Overview
Note that this is an under development, draft article.
This article summarizes the concept for an FPGA-based machine learning / inferencing module utilizing an Altera Agilex 3 device. The system would initially be realized as a daughter board for the Betsy™ maker board.
Figure 1 below depicts the machine learning architecture with Betsy, a GigE daughter board, and an external PC performing real-time inferencing for network and other applications. Although the Betsy Cyclone 10 LP is well suited for general network processing, data collection, and vector / tensor generation, it most likely lacks a suitable DSP architecture for real-time inferencing except for simple cases.
Note that the "Machine Learning Engine" block shown below is responsible for pre-processing of network data and generation of vectors / tensors to transfer to an inferencing engine.
Figure 2 depicts a self-contained machine learning architecture utilizing a real-time inferencing daughter board with Betsy. In this system scenario, the Cyclone 10 LP is directly transferring vectors / tensors to the Inferencing Daughter Board via its local high speed bus across the daughter board connectors.
Presentation Slides
The following slides were presented to the UNF IEEE group on 4/15/26.
The slide above mentions some of the design issues, such as required bandwidth and bus implementation. Other issues include:
- Which Agilex 3 devices can be procured during the summer of 2026?
- Power conversion requirements for the Agilex 3 device to meet all voltage rail and sequencing requirements
- LPDDR4 design (if required)
Regarding the ball locatons for the VPBGA, Altera provides a spreadsheet that defines the X,Y location of each package ball. The expectation is that the package does not require HDI PCB technology, such as VIP (VIA-in-PAD) and blind & buried VIAs. This requires validation.

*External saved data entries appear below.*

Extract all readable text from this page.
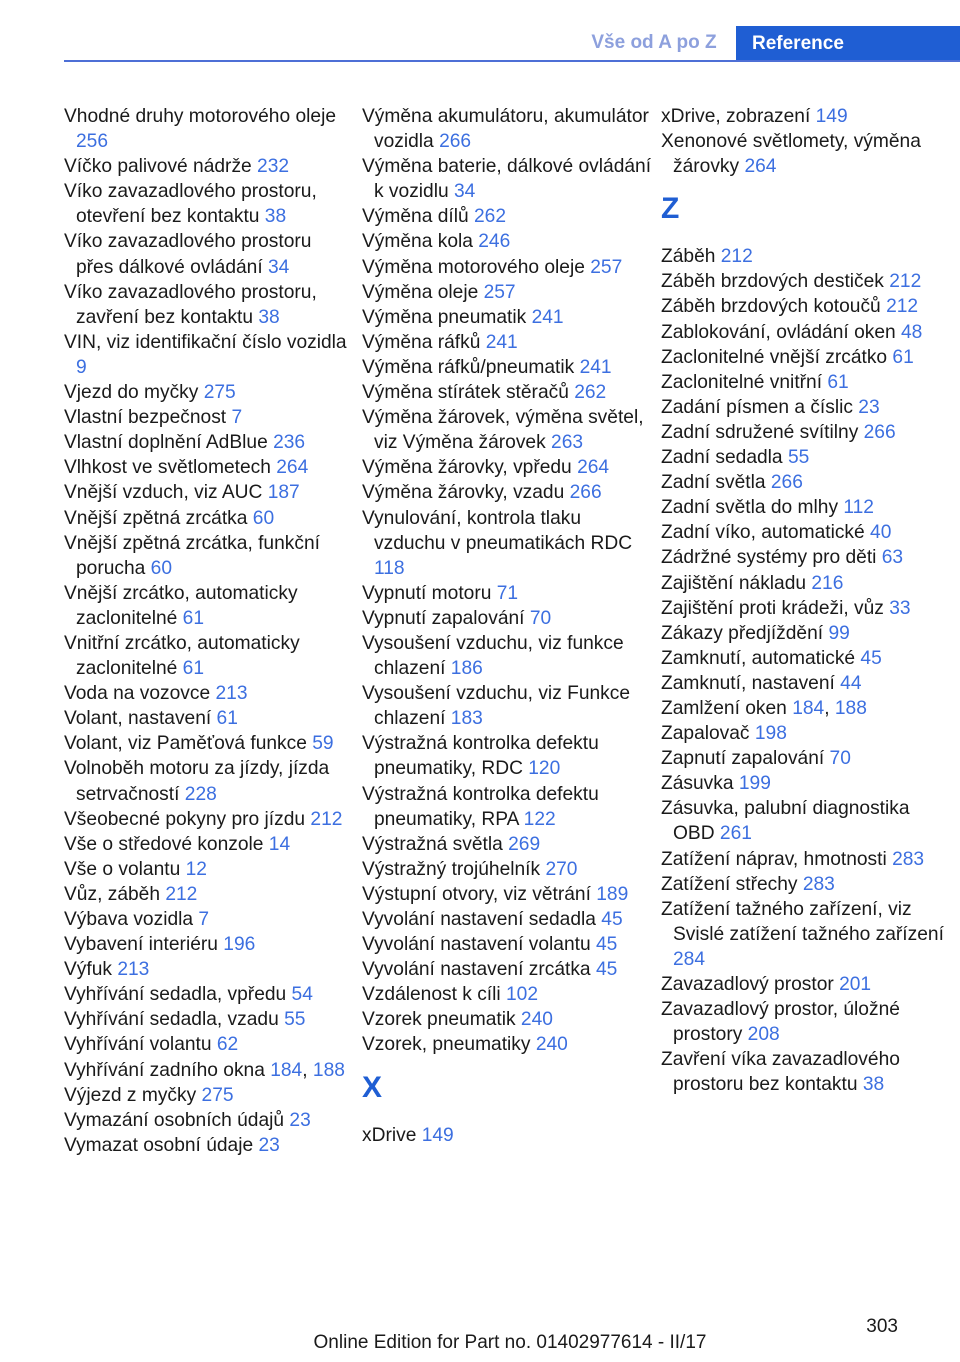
Vše od A po Z	Reference
Vhodné druhy motorového oleje 256
Víčko palivové nádrže 232
Víko zavazadlového prostoru, otevření bez kontaktu 38
Víko zavazadlového prostoru přes dálkové ovládání 34
Víko zavazadlového prostoru, zavření bez kontaktu 38
VIN, viz identifikační číslo vozidla 9
Vjezd do myčky 275
Vlastní bezpečnost 7
Vlastní doplnění AdBlue 236
Vlhkost ve světlometech 264
Vnější vzduch, viz AUC 187
Vnější zpětná zrcátka 60
Vnější zpětná zrcátka, funkční porucha 60
Vnější zrcátko, automaticky zaclonitelné 61
Vnitřní zrcátko, automaticky zaclonitelné 61
Voda na vozovce 213
Volant, nastavení 61
Volant, viz Paměťová funkce 59
Volnoběh motoru za jízdy, jízda setrvačností 228
Všeobecné pokyny pro jízdu 212
Vše o středové konzole 14
Vše o volantu 12
Vůz, záběh 212
Výbava vozidla 7
Vybavení interiéru 196
Výfuk 213
Vyhřívání sedadla, vpředu 54
Vyhřívání sedadla, vzadu 55
Vyhřívání volantu 62
Vyhřívání zadního okna 184, 188
Výjezd z myčky 275
Vymazání osobních údajů 23
Vymazat osobní údaje 23
Výměna akumulátoru, akumulátor vozidla 266
Výměna baterie, dálkové ovládání k vozidlu 34
Výměna dílů 262
Výměna kola 246
Výměna motorového oleje 257
Výměna oleje 257
Výměna pneumatik 241
Výměna ráfků 241
Výměna ráfků/pneumatik 241
Výměna stírátek stěračů 262
Výměna žárovek, výměna světel, viz Výměna žárovek 263
Výměna žárovky, vpředu 264
Výměna žárovky, vzadu 266
Vynulování, kontrola tlaku vzduchu v pneumatikách RDC 118
Vypnutí motoru 71
Vypnutí zapalování 70
Vysoušení vzduchu, viz funkce chlazení 186
Vysoušení vzduchu, viz Funkce chlazení 183
Výstražná kontrolka defektu pneumatiky, RDC 120
Výstražná kontrolka defektu pneumatiky, RPA 122
Výstražná světla 269
Výstražný trojúhelník 270
Výstupní otvory, viz větrání 189
Vyvolání nastavení sedadla 45
Vyvolání nastavení volantu 45
Vyvolání nastavení zrcátka 45
Vzdálenost k cíli 102
Vzorek pneumatik 240
Vzorek, pneumatiky 240
X
xDrive 149
xDrive, zobrazení 149
Xenonové světlomety, výměna žárovky 264
Z
Záběh 212
Záběh brzdových destiček 212
Záběh brzdových kotoučů 212
Zablokování, ovládání oken 48
Zaclonitelné vnější zrcátko 61
Zaclonitelné vnitřní 61
Zadání písmen a číslic 23
Zadní sdružené svítilny 266
Zadní sedadla 55
Zadní světla 266
Zadní světla do mlhy 112
Zadní víko, automatické 40
Zádržné systémy pro děti 63
Zajištění nákladu 216
Zajištění proti krádeži, vůz 33
Zákazy předjíždění 99
Zamknutí, automatické 45
Zamknutí, nastavení 44
Zamlžení oken 184, 188
Zapalovač 198
Zapnutí zapalování 70
Zásuvka 199
Zásuvka, palubní diagnostika OBD 261
Zatížení náprav, hmotnosti 283
Zatížení střechy 283
Zatížení tažného zařízení, viz Svislé zatížení tažného zařízení 284
Zavazadlový prostor 201
Zavazadlový prostor, úložné prostory 208
Zavření víka zavazadlového prostoru bez kontaktu 38
303
Online Edition for Part no. 01402977614 - II/17
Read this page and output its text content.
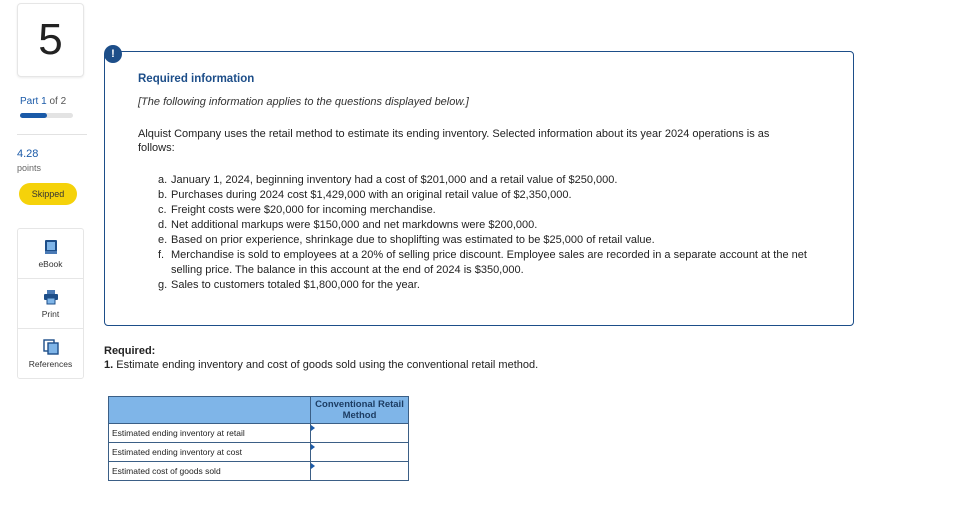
5
Part 1 of 2
4.28
points
Skipped
eBook
Print
References
!
Required information
[The following information applies to the questions displayed below.]
Alquist Company uses the retail method to estimate its ending inventory. Selected information about its year 2024 operations is as follows:
a. January 1, 2024, beginning inventory had a cost of $201,000 and a retail value of $250,000.
b. Purchases during 2024 cost $1,429,000 with an original retail value of $2,350,000.
c. Freight costs were $20,000 for incoming merchandise.
d. Net additional markups were $150,000 and net markdowns were $200,000.
e. Based on prior experience, shrinkage due to shoplifting was estimated to be $25,000 of retail value.
f. Merchandise is sold to employees at a 20% of selling price discount. Employee sales are recorded in a separate account at the net selling price. The balance in this account at the end of 2024 is $350,000.
g. Sales to customers totaled $1,800,000 for the year.
Required:
1. Estimate ending inventory and cost of goods sold using the conventional retail method.
	Conventional Retail Method
Estimated ending inventory at retail	

Estimated ending inventory at cost	

Estimated cost of goods sold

The slide above, which provides the Altera AI Design Flow, conveys the following information:
- The design flow supports all major AI frameworks for model creation, such as PyTorch and Keras.
- The OpenVINO framework converts the AI model to an Intermediate Represenation (IR Data).
- Using the FPGA AI Suite, the OpenVINO model can be targeted at a particular Altera FPGA. The model is integrated and compiled with the rest of the design using Quartus Prime Pro and ultimately instantiated on the FPGA device.